Radio talk show host Howie Carr, whose tortuous contract negotiations have kept him in limbo between two stations, remains under contract with his current employer, WRKO-AM, a judge ruled today.

But the ruling, issued this morning by Suffolk Superior Court Judge Allan van Gestel, sharply ratchets up Carr’s salary to match the offer given by a competing radio station.

At issue is a contract that Carr signed with WRKO that was due to expire in late September. The station is owned by Entercom Boston.

Prior to its expiration, Carr fielded a lucrative contract from a suitor station, WTKK-FM, which reportedly has offered the popular talk show host and Boston Herald columnist $7 million over five years.

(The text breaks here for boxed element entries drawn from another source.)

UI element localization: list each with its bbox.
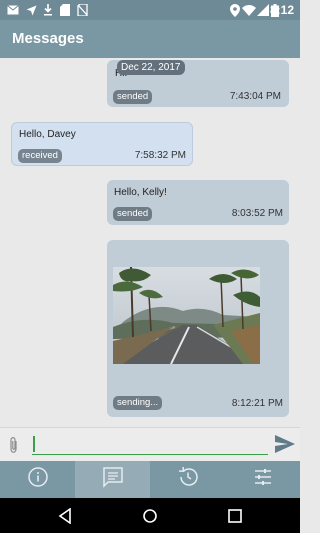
navigation-icon [24,3,38,17]
wifi-icon [242,3,256,17]
back-icon[interactable] [55,506,75,526]
info-icon [27,466,49,493]
attach-paperclip-icon[interactable] [8,436,20,459]
history-icon [177,466,199,493]
home-icon[interactable] [140,506,160,526]
nav-info[interactable] [0,461,75,498]
app-bar: Messages [0,20,300,58]
page-title: Messages [12,30,84,47]
status-bar: 8:12 [0,0,300,20]
message-bubble-received[interactable]: Hello, Davey received 7:58:32 PM [11,122,193,166]
composer [0,427,300,461]
nav-settings[interactable] [225,461,300,498]
status-badge: sending... [113,396,163,410]
message-text: Hello, Davey [19,129,76,140]
download-icon [41,3,55,17]
status-badge: sended [113,90,153,104]
message-bubble-sent[interactable]: Hello, Kelly! sended 8:03:52 PM [107,180,289,225]
chat-icon [102,466,124,493]
location-icon [228,3,242,17]
send-icon[interactable] [275,435,295,458]
nav-history[interactable] [150,461,225,498]
message-time: 8:03:52 PM [231,208,283,219]
status-time: 8:12 [269,3,294,17]
message-time: 7:43:04 PM [229,91,281,102]
date-chip: Dec 22, 2017 [117,60,185,75]
bottom-nav [0,461,300,498]
settings-sliders-icon [252,466,274,493]
message-bubble-sent-photo[interactable]: sending... 8:12:21 PM [107,240,289,417]
text-cursor [33,436,35,452]
message-time: 8:12:21 PM [231,398,283,409]
message-time: 7:58:32 PM [134,150,186,161]
mail-icon [6,3,20,17]
nav-chat[interactable] [75,461,150,498]
message-text: Hello, Kelly! [114,187,167,198]
status-badge: received [18,149,62,163]
status-badge: sended [113,207,153,221]
recents-icon[interactable] [225,506,245,526]
sd-card-icon [58,3,72,17]
message-list[interactable]: Hi! sended 7:43:04 PM Dec 22, 2017 Hello… [0,58,300,427]
system-nav-bar [0,498,300,533]
no-sim-icon [75,3,89,17]
photo-attachment[interactable] [113,267,260,364]
message-input[interactable] [32,433,268,455]
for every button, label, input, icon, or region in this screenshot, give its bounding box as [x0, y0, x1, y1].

“Entercom, by exercising its right of first refusal, continued Carr’s services beyond the Sept. 19, 2007 original expiration date of the Agreement, upon the compensation arrangement and the term of employment offered by the other station,” van Gestel wrote in the seven-page ruling.
The judge sharply rejected Carr’s July 10 statement to the media that the Entercom contract transforms him into a “virtual indentured servant.”

“Carr is not, as he argues in his brief, ‘in essence [subject to] a lifetime employment agreement’ with Entercom,” the Judge wrote. “And wherever he legally finds himself, it is of his own conscious doing. He has not, as he publicly claims, been placed into some form of high-paid indentured servitude by this Court.”